La Première ministre Jadranka Kosor a déclaré aujourd’hui qu’elle n’avait pas l’intention de remplacer qui que ce soit au sein du Gouvernement, et en parlant des mesures anti-récession, elle a indiqué que les revenus de ce qu’on appelle la taxe de crise sont investis dans tout ce qui est nécessaire au fonctionnement de l’État.

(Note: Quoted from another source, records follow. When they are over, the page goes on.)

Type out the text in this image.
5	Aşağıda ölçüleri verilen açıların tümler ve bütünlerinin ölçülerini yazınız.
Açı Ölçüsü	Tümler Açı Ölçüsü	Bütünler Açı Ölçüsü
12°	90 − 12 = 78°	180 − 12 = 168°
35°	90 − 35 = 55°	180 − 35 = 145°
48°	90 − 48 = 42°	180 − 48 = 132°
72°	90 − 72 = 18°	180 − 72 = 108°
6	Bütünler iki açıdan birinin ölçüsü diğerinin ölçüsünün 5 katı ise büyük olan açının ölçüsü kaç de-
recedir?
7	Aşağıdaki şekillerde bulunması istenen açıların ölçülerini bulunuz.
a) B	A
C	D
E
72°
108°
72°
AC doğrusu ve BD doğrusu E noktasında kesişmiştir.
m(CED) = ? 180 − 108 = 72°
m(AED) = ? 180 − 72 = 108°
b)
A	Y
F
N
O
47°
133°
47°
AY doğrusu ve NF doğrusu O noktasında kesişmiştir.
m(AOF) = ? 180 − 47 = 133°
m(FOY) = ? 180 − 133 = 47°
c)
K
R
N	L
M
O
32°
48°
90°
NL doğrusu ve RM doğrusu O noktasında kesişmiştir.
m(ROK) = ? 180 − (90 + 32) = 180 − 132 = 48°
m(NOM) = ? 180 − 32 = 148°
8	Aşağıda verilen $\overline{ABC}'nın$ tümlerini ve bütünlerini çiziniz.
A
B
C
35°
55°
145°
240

"Je n’y pense pas," a répondu Kosor lors d’une interview pour la télévision RTL lorsqu’on lui a demandé si elle envisageait de remplacer quelqu’un au sein du Gouvernement. Compte tenu des circonstances, elle a déclaré qu’elle était satisfaite du travail du Gouvernement. "Je sais que j’ai fait tout ce qui pouvait être fait dans ces circonstances," a déclaré Kosor, mettant en garde contre l’impact de la récession mondiale. Elle n’a pas été d’accord avec l’évaluation du journaliste selon laquelle la situation économique actuelle, mauvaise, est également de la faute du Gouvernement, qui a été "distribuant des aides." "Je ne pense pas qu’aucun gouvernement ait distribué des aides," a déclaré Kosor.
Lorsqu’on lui a demandé à quoi sert la soi-disant taxe de crise, elle a répondu qu’il s’agissait de "revenus pour le budget de l’État" et qu’ils sont investis "dans tout ce qui est nécessaire au fonctionnement de l’État," et a souligné qu’une analyse de la mise en œuvre des mesures anti-récession a été réalisée, annonçant l’adoption de certaines nouvelles mesures, mais n’a pas précisé ce qu’elles seraient. "Nous attendons certaines nouvelles mesures, que nous ne pourrions peut-être pas appeler des mesures anti-récession, mais plutôt des mesures gouvernementales. Vous verrez," a déclaré Kosor.